Director Hoogendijk has unfettered access to the process which is carefully laid out at the outset of the film in a voiceover by Queen Beatrix from 2001:
The accessibility of our cultural heritage for a wide audience calls for changes in the museological establishment. Government funds have been made available for the large-scale renovation of the Rijskmuseum of Amsterdam
Under General Director Ronald De Leeuw, the Rijksmuseum begins its transformation, which was to to take initially 3 years and happen with a budget of 134 million euros. But as I always say, construction is the biggest racket out there and no project ever comes in on time or on budget. So what unfolds is not so much a comedy of errors, but a comedy of bureaucracy. The architects, Cruz y Ortiz from Spain, won the bidding/contest with their design for the new grand entrance, but their design comes under fire when the local cyclist union fights back against the plan because it limits the space and access to the cyclists of Amsterdam who have come to appreciate and rely on the access to the passage under the Rijskmuseum. At all angles, the city council equivalent shoot down the Rijjskmuseum’s plans and force the architects to change their design which is no small task.

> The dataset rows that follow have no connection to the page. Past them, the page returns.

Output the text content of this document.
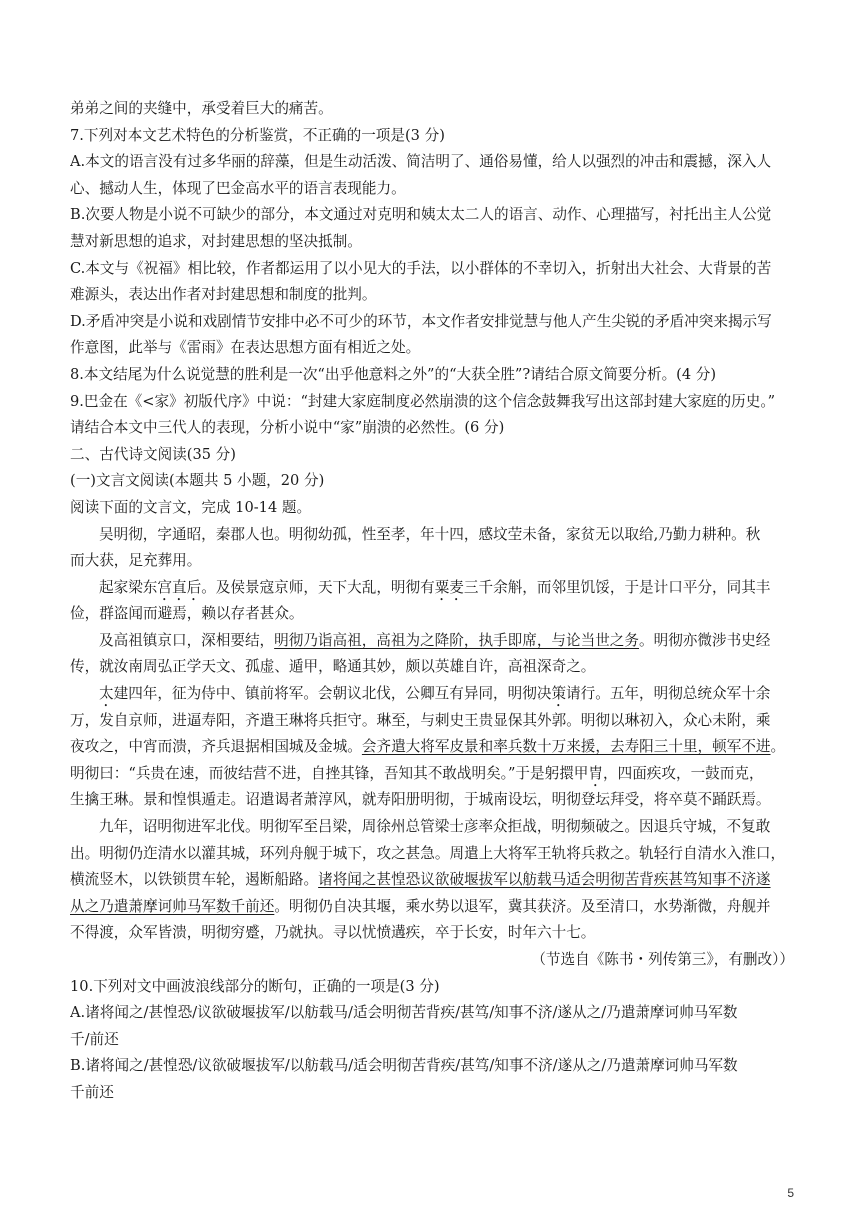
弟弟之间的夹缝中，承受着巨大的痛苦。
7.下列对本文艺术特色的分析鉴赏，不正确的一项是(3 分)
A.本文的语言没有过多华丽的辞藻，但是生动活泼、简洁明了、通俗易懂，给人以强烈的冲击和震撼，深入人
心、撼动人生，体现了巴金高水平的语言表现能力。
B.次要人物是小说不可缺少的部分，本文通过对克明和姨太太二人的语言、动作、心理描写，衬托出主人公觉
慧对新思想的追求，对封建思想的坚决抵制。
C.本文与《祝福》相比较，作者都运用了以小见大的手法，以小群体的不幸切入，折射出大社会、大背景的苦
难源头，表达出作者对封建思想和制度的批判。
D.矛盾冲突是小说和戏剧情节安排中必不可少的环节，本文作者安排觉慧与他人产生尖锐的矛盾冲突来揭示写
作意图，此举与《雷雨》在表达思想方面有相近之处。
8.本文结尾为什么说觉慧的胜利是一次“出乎他意料之外”的“大获全胜”?请结合原文简要分析。(4 分)
9.巴金在《<家》初版代序》中说：“封建大家庭制度必然崩溃的这个信念鼓舞我写出这部封建大家庭的历史。”
请结合本文中三代人的表现，分析小说中“家”崩溃的必然性。(6 分)
二、古代诗文阅读(35 分)
(一)文言文阅读(本题共 5 小题，20 分)
阅读下面的文言文，完成 10-14 题。
吴明彻，字通昭，秦郡人也。明彻幼孤，性至孝，年十四，感坟茔未备，家贫无以取给,乃勤力耕种。秋
而大获，足充葬用。
起家梁东宫直后。及侯景寇京师，天下大乱，明彻有粟麦三千余斛，而邻里饥馁，于是计口平分，同其丰
俭，群盗闻而避焉，赖以存者甚众。
及高祖镇京口，深相要结，明彻乃诣高祖，高祖为之降阶，执手即席，与论当世之务。明彻亦微涉书史经
传，就汝南周弘正学天文、孤虚、遁甲，略通其妙，颇以英雄自许，高祖深奇之。
太建四年，征为侍中、镇前将军。会朝议北伐，公卿互有异同，明彻决策请行。五年，明彻总统众军十余
万，发自京师，进逼寿阳，齐遣王琳将兵拒守。琳至，与刺史王贵显保其外郭。明彻以琳初入，众心未附，乘
夜攻之，中宵而溃，齐兵退据相国城及金城。会齐遣大将军皮景和率兵数十万来援，去寿阳三十里，顿军不进。
明彻曰：“兵贵在速，而彼结营不进，自挫其锋，吾知其不敢战明矣。”于是躬擐甲胄，四面疾攻，一鼓而克，
生擒王琳。景和惶惧遁走。诏遣谒者萧淳风，就寿阳册明彻，于城南设坛，明彻登坛拜受，将卒莫不踊跃焉。
九年，诏明彻进军北伐。明彻军至吕梁，周徐州总管梁士彦率众拒战，明彻频破之。因退兵守城，不复敢
出。明彻仍迮清水以灌其城，环列舟舰于城下，攻之甚急。周遣上大将军王轨将兵救之。轨轻行自清水入淮口，
横流竖木，以铁锁贯车轮，遏断船路。诸将闻之甚惶恐议欲破堰拔军以舫载马适会明彻苦背疾甚笃知事不济遂
从之乃遣萧摩诃帅马军数千前还。明彻仍自决其堰，乘水势以退军，冀其获济。及至清口，水势渐微，舟舰并
不得渡，众军皆溃，明彻穷蹙，乃就执。寻以忧愤遘疾，卒于长安，时年六十七。
（节选自《陈书・列传第三》，有删改））
10.下列对文中画波浪线部分的断句，正确的一项是(3 分)
A.诸将闻之/甚惶恐/议欲破堰拔军/以舫载马/适会明彻苦背疾/甚笃/知事不济/遂从之/乃遣萧摩诃帅马军数
千/前还
B.诸将闻之/甚惶恐/议欲破堰拔军/以舫载马/适会明彻苦背疾/甚笃/知事不济/遂从之/乃遣萧摩诃帅马军数
千前还
5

As the film trundles along, interweaving shots of the renovation with musings by museum staff or footage of missed opportunities at auction in an effort to secure new works for the opening, Hoogendijk easily builds the suspense that this project may never finish and it is that premise that keeps us wholly engrossed. De Leeuw ends up quitting, tired of fighting with the Cyclist Union and Wim Pijbes takes his place bringing with him his own ideas of how the space should look despite what the designers and curators think unlocking another level of bureaucratic interference. But the the folks who don’t get to go behind the curtain of an institution like this to see how it ticks, what unfolds is incredibly fascinating. That the placement of 6 or 7 cannons to be displayed can cause such a contentious argument between the principles at the museum is exasperating, even for us viewers. That this undertaking was so incredibly massive to begin with that it isn’t hard to believe the time it took to complete.
Hoogendijk’s camera penetrates this process in a way that really captures so much of the essence of the human spirit and its thirst for artistic inspiration. The film itself is reflective of this very notion. Over the course of ten years, I can’t even begin to imagine the amount of footage that was shot. To cull it down to a 2-hour film must have been a gargantuan task (although rumor has it there was a 4+ hour cut at one point…which I would watch without hesitation). That she was able to make this film as engrossing as it is is really a testament to how dialed in Hoogendijk was throughout this process.
While you might not think that a film about the renovation of an art museum in Holland would be interesting, I’m here to assure you that assumption would be incorrect. I would happily slate this documentary in my top five faves in that arena for the year so far.